Parmi vos nombreuses initiatives pour faire rayonner la magie, vous avez créé les Mandrakes d’or. La 34ème cérémonie aura lieu le 23 octobre prochain au Casino de Paris. Comment est venue cette idée ?
G.A : Quand je suis devenu célèbre, j’ai tout de suite eu envie de mettre encore plus la magie en avant avec ma notoriété. J’ai donc créé un festival car je connaissais les plus grands magiciens du monde, et je me suis rendu compte qu’en France, personne ne les connaissait. À l’époque, j’habitais à Gagny, et les politiques de l’époque disaient de faire des évènements dans les banlieues. C’est ce qu’on a fait avec les Mandrakes d’or, en faisant léviter en clotûre du festival l’hôtel de ville de Gagny. Des milliers de gens ont assisté à cette grande illusion. Nos ambitions étaient très fortes. Je voulais faire venir les plus grands magiciens du monde pour les présenter au public français, non pas comme une soirée de remise de prix mais comme un applaudissement et une mise en avant des talents. Ce n’est pas une compétition mais vraiment un hommage à ces grands artistes.
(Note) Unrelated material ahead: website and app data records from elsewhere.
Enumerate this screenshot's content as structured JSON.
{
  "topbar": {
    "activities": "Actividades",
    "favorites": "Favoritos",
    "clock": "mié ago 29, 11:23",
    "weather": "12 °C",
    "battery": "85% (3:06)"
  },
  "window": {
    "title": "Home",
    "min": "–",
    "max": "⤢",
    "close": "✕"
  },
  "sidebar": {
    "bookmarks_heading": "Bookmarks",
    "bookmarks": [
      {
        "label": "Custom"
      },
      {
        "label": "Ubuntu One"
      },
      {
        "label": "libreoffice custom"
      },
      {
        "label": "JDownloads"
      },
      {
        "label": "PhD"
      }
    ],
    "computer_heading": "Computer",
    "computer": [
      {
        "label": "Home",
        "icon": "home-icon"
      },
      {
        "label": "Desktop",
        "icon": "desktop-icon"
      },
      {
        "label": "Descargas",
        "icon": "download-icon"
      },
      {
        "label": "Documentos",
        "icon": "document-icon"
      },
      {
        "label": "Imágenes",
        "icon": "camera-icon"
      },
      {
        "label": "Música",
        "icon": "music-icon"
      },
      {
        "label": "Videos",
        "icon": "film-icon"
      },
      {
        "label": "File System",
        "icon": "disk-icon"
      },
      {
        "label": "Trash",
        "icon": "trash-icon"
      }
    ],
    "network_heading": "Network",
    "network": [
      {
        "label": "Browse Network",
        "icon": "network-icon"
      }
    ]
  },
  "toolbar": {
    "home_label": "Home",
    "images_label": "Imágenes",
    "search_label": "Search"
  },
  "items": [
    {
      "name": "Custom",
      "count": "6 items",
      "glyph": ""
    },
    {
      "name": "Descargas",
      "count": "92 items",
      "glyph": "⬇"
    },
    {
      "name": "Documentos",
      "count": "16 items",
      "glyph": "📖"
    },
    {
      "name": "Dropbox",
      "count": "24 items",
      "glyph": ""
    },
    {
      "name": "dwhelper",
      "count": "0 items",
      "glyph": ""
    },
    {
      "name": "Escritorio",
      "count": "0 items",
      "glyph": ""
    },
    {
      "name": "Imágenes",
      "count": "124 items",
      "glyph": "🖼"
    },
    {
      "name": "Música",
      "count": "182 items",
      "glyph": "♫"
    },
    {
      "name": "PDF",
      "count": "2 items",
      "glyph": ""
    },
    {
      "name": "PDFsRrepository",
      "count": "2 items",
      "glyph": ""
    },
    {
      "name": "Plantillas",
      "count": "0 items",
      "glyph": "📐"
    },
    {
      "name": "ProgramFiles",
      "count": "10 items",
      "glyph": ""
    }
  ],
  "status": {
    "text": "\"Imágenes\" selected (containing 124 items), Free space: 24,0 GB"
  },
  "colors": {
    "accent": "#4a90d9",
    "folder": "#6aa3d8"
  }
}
C’est vous qui choisissez les magiciens ?
G.A : Oui et non. On a des structures associatives dans tous les pays du monde. J’en ai une également, elle s’appelle l’Académie Française des Illusionnistes. On fait appel aux grandes associations de chaque pays du monde en leur demandant de nous faire une liste des 30 plus grands magiciens de leur pays. On regroupe ces listes, et on a une liste des 30 plus grands magiciens du monde. Avec mes équipes, on essaye ensuite de composer un programme le plus éclectique possible. C8 nous permet de faire un joli programme, je suis très content. Avant le Casino de Paris, nous jouons dans deux villes. On joue d’abord le vendredi 20 octobre au Théâtre du Casino d’Enghien. Le lendemain, le samedi 21 octobre, on est au Théâtre André Malreaux de Gagny, là où sont nés les Mandrake d’or.
On a hâte de voir ça ! Un conseil pour tous les artistes inscrits sur Casting.fr ?
G.A : Écouter son coeur et pas les autres. Je crois que la réussite de sa vie ne passe que par qui on est et ce que l’on veut faire. Surmontez les temps difficiles, c’est ce qui mettra en valeur les temps du succès.